28. Temporal coupling is when one thing must happen before another. Usually this is not necessary, but the common way of writing program introduces it by accident. Think about concurrency from the beginning. Don’t use strtok.

29. MVC is a powerful abstraction. Actually, they start with just Publish/Subscribe and... CORBA. I’ve always found such programming models extremely tedious, but I think sometimes you don’t have much choice.

30. Building up from MVC is the blackboard model, where you just throw objects on the wall and then somebody else finds them. Apparently JavaSpaces are a thing. I thought the modern equivalent of what they might be talking about is redis or mongo, but not quite. I don’t think I’m ready to write programs that use tuple spaces.

code

We have arrived at the graphical revolution. One can begin by reading “As We May Think” by Van Bush from the July 1945 Atlantic which introduces the memex. How do we organize and share information?
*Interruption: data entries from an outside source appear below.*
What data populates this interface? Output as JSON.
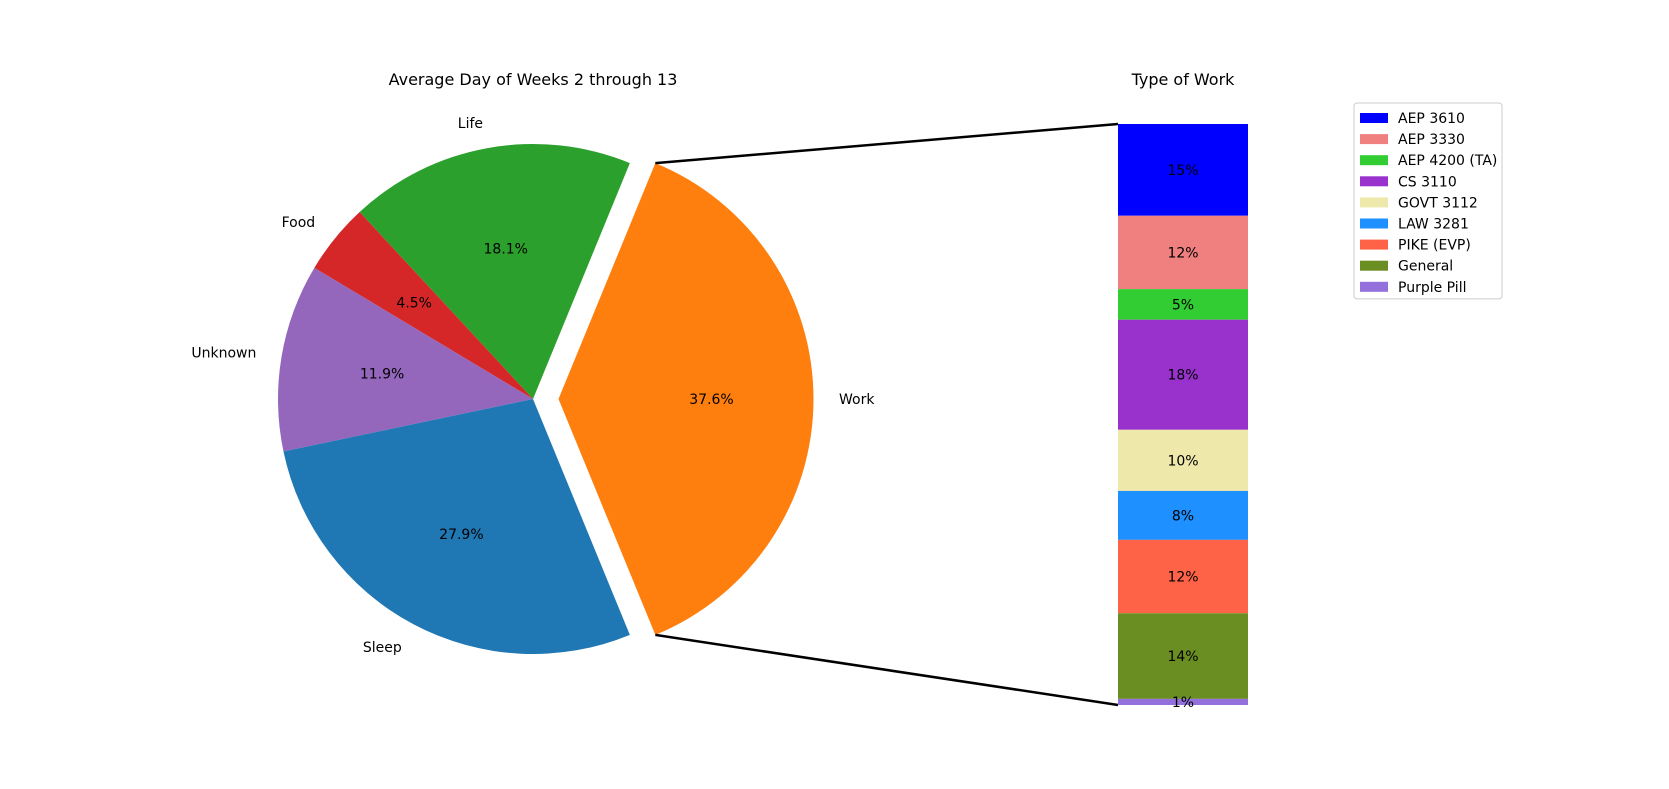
{
  "chart_data": [
    {
      "type": "pie",
      "title": "Average Day of Weeks 2 through 13",
      "slices": [
        {
          "label": "Work",
          "value": 37.6,
          "pct_label": "37.6%",
          "color": "#ff7f0e",
          "exploded": true
        },
        {
          "label": "Life",
          "value": 18.1,
          "pct_label": "18.1%",
          "color": "#2ca02c",
          "exploded": false
        },
        {
          "label": "Food",
          "value": 4.5,
          "pct_label": "4.5%",
          "color": "#d62728",
          "exploded": false
        },
        {
          "label": "Unknown",
          "value": 11.9,
          "pct_label": "11.9%",
          "color": "#9467bd",
          "exploded": false
        },
        {
          "label": "Sleep",
          "value": 27.9,
          "pct_label": "27.9%",
          "color": "#1f77b4",
          "exploded": false
        }
      ]
    },
    {
      "type": "bar",
      "stacked": true,
      "title": "Type of Work",
      "segments": [
        {
          "name": "AEP 3610",
          "value": 15,
          "pct_label": "15%",
          "color": "#0000ff"
        },
        {
          "name": "AEP 3330",
          "value": 12,
          "pct_label": "12%",
          "color": "#f08080"
        },
        {
          "name": "AEP 4200 (TA)",
          "value": 5,
          "pct_label": "5%",
          "color": "#32cd32"
        },
        {
          "name": "CS 3110",
          "value": 18,
          "pct_label": "18%",
          "color": "#9932cc"
        },
        {
          "name": "GOVT 3112",
          "value": 10,
          "pct_label": "10%",
          "color": "#eee8aa"
        },
        {
          "name": "LAW 3281",
          "value": 8,
          "pct_label": "8%",
          "color": "#1e90ff"
        },
        {
          "name": "PIKE (EVP)",
          "value": 12,
          "pct_label": "12%",
          "color": "#ff6347"
        },
        {
          "name": "General",
          "value": 14,
          "pct_label": "14%",
          "color": "#6b8e23"
        },
        {
          "name": "Purple Pill",
          "value": 1,
          "pct_label": "1%",
          "color": "#9370db"
        }
      ],
      "legend": {
        "placement": "top-right"
      }
    }
  ]
}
Computers used to be text based. UNIX, adorable rapscallion, maintains its teletypewriter interface even in the modern era. Fortunately, the ASCII designers planned ahead and added an Escape code, so that we can insert byte sequences that move the cursor around. Then came VisiCalc, which is a program that couldn’t work on a mainframe because updating the terminal would be too slow, but writing directly to video memory let it run quickly even on an Apple II. I think this is not insurmountable, but it’s an interesting point in favor of smart clients.

Color displays require a lot of memory. You need some bytes for every pixel and every color. A full color VGA display requires a megabyte of memory.

Douglas Engelbart, who did not work at PARC, worked on a bunch of new computer interfaces. Augmenting Human Intellect. More work was done at PARC, who developed the Alto, which had a paper sized portrait oriented screen. It was bitmapped, and you could draw shapes and move windows. They also invented Smalltalk to support object oriented programming.

The original Mac didn’t even have a hard drive, but modern window systems require megabytes of storage. Vector graphics are lines and shapes. Raster graphics are pixels. A bitmap probably has a lot of duplicate pixels, so we should compress it. That’s what GIF “(pronounced jif like the peanut butter)” does. JPEG is better for photos because it’s lossy. OCR software is not 100 percent accurate.

There was once a time when a computer would be described as multimedia, which is kind of funny. I can remember going to the store and some computers would be multimedia and some would not be. I wonder when the last not multimedia computer was sold.

If we connect some computers together, we get a BBS. If we connect a big bunch of computers together, we get an Internet. Web pages are written with HTML, which you can read by viewing source. Har har.

Kind of a weird chapter. Just a bunch of paragraphs mostly tossed together with very little narrative holding it together. I’m not sure I could have done better, though. Facts are facts.

coda

More people than ever have more computers than ever, with access to more information than ever. How do we organize this information? Van Bush and Douglas Engelbart and Hal Abelson have ideas.